Business & Finance

Appeal Court orders Multichoice to sublicense channels

Written by Ade

The Appeal Court sitting in Port Harcourt, Rivers State, has ordered MultiChoice — operators of DStv and Gotv in Nigeria, to sub-license some of its television channels to Metro Digital, in line with the code of the Nigerian Broadcasting Commission (NBC).

Delivering judgement in the appeal, the lead judge, Olabode Adegbehingbe, ordered MultiChoice to sublicense the channels within 21 days, under the supervision of NBC.

Adegbehingbe said NBC violated its statutory duties for refusing to issue directives to the complaints by Metro Digital. He noted that the non-intervention of NBC impacted negatively on the appellant’s business.

“It is my conclusion that the lower court erred when it struck out the name of the third respondent on the suit.

“The lower court also erred when it dismissed the suit of the appellant when the appellant proved the existence of the dispute between himself and the first respondent which should have been reserved for determination of the second respondent.

“The appeal is highly successful and the judgment of the lower court dismissing the entirety of the appellant is hereby set aside,” the judge ruled.

The judge also issued “an order of mandatory injunction is hereby made to compel the second respondent to heed directives of the appellant complaints against the first respondent pursuant to the Nigerian Broadcasting Code (6th edition) as amended.”

He directed the NBC to “initiate the process for the determination of the dispute between the appellant and the first respondent within 21days from the date of this judgment under the auspices of the NBC Act, 6th edition of the NBC Code and its addendum.”
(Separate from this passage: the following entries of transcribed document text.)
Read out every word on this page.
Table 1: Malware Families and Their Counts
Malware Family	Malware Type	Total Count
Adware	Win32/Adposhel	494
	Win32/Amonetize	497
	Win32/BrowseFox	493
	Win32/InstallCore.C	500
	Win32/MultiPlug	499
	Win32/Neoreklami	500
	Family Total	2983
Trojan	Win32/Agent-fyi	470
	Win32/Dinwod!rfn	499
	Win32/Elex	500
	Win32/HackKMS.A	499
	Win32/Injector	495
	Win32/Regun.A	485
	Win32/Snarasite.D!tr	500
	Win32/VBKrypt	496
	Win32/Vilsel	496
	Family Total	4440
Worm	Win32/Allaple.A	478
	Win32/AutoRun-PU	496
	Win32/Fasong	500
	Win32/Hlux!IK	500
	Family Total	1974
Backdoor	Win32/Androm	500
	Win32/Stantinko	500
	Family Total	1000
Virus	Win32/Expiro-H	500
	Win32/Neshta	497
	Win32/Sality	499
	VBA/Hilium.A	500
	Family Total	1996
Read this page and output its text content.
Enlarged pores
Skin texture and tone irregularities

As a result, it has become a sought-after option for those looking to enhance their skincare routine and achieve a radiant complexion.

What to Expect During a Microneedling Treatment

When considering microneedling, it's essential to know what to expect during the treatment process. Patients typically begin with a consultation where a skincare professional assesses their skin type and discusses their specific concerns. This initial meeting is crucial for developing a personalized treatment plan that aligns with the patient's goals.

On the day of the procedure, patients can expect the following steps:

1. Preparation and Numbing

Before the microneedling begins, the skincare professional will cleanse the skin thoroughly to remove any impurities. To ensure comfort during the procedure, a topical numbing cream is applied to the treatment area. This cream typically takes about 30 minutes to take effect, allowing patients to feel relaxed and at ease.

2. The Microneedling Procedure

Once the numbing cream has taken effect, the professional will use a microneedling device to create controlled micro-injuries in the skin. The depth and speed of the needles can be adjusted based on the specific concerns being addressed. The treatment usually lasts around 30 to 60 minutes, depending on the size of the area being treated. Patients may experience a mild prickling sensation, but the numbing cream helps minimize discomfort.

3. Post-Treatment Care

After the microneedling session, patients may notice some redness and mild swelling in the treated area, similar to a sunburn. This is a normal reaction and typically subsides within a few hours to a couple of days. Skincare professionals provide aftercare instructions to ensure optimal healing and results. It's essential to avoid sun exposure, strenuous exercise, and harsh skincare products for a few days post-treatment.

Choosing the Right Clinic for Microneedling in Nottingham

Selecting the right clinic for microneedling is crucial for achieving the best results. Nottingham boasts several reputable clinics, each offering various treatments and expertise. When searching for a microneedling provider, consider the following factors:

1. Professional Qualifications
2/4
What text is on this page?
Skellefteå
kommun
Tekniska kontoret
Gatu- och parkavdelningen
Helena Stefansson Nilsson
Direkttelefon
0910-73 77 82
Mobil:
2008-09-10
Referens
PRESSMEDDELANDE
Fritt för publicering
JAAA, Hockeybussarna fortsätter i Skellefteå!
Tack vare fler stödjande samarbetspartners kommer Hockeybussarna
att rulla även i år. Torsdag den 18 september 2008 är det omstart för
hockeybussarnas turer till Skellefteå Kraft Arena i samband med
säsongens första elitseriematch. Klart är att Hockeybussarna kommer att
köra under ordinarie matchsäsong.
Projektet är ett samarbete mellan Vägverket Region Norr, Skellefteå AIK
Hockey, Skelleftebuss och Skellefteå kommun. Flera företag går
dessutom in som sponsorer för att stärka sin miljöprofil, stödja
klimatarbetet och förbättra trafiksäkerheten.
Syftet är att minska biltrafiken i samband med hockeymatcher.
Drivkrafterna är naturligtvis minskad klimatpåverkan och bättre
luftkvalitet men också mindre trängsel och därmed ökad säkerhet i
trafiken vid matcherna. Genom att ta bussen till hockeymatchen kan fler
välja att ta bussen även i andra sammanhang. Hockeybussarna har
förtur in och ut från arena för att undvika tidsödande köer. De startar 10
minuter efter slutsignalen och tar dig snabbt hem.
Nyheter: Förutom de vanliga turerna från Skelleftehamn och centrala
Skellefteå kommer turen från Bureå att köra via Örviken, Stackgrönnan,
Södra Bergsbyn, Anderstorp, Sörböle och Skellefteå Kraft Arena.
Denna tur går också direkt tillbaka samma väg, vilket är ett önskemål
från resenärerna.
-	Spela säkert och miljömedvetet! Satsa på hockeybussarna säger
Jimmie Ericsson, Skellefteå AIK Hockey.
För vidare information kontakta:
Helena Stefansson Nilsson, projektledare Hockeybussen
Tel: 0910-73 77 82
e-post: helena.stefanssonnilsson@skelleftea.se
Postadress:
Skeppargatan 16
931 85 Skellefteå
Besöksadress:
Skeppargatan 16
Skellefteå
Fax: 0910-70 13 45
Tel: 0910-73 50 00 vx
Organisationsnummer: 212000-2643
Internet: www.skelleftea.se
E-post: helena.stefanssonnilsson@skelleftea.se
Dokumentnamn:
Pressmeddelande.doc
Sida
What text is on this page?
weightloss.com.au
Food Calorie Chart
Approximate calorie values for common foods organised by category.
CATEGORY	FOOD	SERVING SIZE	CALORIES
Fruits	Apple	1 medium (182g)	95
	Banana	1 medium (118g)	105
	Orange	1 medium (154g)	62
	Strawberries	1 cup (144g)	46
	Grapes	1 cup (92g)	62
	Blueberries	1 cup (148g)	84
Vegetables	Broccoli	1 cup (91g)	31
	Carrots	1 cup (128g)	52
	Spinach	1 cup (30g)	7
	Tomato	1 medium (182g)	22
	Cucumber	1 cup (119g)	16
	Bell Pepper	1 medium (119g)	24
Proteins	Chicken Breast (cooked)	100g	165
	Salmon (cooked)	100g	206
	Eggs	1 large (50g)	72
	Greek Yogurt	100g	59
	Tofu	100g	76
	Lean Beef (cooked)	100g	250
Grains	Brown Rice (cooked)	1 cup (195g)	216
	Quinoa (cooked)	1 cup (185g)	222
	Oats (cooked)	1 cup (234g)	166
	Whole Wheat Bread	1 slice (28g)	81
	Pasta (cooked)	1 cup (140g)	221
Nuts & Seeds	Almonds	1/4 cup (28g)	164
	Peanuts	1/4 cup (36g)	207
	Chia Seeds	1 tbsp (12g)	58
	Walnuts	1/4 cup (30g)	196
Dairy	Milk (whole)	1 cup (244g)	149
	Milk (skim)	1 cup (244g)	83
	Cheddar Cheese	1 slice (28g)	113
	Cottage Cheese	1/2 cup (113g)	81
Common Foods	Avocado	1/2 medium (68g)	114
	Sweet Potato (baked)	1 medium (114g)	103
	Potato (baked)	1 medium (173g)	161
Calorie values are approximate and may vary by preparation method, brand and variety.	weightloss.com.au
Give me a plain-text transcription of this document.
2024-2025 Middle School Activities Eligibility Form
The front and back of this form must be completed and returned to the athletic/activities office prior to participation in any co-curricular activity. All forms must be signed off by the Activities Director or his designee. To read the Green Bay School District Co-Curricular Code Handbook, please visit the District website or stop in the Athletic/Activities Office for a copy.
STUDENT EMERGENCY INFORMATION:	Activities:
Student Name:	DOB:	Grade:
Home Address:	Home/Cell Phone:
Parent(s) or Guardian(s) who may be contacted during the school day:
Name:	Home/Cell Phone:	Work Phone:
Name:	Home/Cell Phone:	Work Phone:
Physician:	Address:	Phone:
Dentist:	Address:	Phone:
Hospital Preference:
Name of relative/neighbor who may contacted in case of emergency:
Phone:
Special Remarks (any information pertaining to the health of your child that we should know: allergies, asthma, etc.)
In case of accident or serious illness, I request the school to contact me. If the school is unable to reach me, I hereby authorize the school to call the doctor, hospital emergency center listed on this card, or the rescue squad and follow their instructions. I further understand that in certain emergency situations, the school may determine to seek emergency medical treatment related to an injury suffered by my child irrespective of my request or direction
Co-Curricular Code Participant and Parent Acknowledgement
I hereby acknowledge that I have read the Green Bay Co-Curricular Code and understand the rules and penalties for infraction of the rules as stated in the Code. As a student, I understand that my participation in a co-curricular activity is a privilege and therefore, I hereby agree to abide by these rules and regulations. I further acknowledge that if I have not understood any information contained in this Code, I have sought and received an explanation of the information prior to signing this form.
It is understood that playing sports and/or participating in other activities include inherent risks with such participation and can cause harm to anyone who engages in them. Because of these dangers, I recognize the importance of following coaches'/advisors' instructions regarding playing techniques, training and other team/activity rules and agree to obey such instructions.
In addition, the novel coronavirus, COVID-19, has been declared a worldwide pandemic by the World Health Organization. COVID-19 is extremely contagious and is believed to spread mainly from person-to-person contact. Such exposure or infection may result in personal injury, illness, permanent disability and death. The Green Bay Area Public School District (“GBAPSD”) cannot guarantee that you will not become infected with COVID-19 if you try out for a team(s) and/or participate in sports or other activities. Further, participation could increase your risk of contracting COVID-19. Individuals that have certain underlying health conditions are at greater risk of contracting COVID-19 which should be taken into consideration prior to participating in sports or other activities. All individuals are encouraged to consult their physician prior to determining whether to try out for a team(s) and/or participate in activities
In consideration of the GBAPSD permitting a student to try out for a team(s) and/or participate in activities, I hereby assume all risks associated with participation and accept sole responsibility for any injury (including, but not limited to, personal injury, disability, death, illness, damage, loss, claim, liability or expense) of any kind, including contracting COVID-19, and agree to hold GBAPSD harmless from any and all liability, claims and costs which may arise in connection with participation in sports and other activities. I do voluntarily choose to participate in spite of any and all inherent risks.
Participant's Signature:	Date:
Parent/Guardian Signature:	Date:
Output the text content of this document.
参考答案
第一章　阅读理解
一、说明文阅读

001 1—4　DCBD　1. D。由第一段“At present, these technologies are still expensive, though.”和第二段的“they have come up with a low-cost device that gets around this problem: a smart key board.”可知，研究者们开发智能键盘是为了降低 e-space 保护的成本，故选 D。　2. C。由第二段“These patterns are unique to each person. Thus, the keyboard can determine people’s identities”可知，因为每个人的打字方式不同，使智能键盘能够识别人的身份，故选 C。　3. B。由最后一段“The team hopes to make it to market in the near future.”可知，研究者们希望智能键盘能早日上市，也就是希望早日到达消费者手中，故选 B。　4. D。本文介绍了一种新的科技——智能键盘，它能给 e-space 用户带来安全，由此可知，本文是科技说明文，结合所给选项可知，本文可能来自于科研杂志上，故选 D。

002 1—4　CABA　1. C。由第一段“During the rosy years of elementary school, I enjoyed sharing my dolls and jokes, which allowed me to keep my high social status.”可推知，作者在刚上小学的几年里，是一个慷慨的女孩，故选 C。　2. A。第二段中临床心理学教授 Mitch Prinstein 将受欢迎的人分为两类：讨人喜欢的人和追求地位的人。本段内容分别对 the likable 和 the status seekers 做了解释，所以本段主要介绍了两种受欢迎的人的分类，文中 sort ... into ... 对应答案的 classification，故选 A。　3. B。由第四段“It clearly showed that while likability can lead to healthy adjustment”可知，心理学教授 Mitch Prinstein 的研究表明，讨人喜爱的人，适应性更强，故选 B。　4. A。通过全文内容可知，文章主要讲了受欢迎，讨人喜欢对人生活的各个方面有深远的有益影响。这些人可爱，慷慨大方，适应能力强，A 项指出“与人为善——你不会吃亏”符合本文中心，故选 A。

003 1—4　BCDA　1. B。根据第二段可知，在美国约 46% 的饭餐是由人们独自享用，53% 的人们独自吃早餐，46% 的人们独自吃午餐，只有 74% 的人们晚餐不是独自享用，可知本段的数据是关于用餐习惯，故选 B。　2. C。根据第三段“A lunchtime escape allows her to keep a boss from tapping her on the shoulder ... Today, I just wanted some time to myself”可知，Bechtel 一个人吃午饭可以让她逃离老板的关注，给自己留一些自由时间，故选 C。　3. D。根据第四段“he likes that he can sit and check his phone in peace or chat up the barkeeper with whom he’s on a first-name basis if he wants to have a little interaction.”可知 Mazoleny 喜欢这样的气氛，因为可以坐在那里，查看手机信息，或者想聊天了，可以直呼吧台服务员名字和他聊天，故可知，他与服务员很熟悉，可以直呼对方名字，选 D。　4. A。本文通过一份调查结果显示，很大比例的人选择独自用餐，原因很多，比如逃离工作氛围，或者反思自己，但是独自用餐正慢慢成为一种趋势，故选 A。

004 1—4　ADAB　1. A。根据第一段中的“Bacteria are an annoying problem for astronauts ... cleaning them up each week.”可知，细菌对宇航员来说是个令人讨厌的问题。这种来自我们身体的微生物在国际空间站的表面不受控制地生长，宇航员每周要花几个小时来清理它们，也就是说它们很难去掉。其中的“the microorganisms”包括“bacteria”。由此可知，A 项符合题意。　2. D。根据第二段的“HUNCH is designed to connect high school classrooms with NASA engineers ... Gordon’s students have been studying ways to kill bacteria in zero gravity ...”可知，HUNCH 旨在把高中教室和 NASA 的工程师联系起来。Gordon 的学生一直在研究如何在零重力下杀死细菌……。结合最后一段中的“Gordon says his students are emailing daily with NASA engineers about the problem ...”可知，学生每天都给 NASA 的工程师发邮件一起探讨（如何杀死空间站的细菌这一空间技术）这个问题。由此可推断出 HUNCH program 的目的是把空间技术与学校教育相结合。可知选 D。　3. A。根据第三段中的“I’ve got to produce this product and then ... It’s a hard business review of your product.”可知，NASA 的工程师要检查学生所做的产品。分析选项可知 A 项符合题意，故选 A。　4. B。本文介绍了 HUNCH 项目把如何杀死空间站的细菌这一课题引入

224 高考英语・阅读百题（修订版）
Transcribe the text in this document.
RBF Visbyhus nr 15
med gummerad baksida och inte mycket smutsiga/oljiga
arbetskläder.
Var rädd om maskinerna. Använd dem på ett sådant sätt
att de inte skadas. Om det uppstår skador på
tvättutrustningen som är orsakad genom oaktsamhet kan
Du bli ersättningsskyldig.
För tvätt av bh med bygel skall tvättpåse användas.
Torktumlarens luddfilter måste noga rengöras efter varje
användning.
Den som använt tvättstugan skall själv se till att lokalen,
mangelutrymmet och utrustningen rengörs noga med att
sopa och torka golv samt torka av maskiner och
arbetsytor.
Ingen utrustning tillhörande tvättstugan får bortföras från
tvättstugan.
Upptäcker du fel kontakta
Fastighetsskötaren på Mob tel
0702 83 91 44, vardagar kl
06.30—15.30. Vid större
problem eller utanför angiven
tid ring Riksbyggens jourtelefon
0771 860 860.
The appellant, Metro Digital, a local pay television, had sued MultiChoice at Federal High Court in Port Harcourt after the South African entertainment company rejected a request from the former to sublicense channels and programmes to Metro Digital. The Nigerian Broadcasting Commission (NBC) and the Federal Ministry of Information and Culture were sued as co-defendants.

MultiChoice had contended that not being the owners of the programmes, it could not share the licences with them as requested by Metro Digital.

The South African cable television company’s refusal to share its programmes licences, triggered the lawsuit filed by Metro Digital in 2021.

Metro Digital lost the suit at the High Court and subsequently filed an appeal against it.

Meanwhile, NBC had amended the broadcasting code to break the monopoly in the cable television market, increasing rights to a programme, and eliminating exclusivity to a show. NBC said the amendment is meant to increase the number of players in the pay-TV, and allow competition, considering several Nigerian-owned cable television firms have closed shops owing to MultiChoice’s monopoly in the market.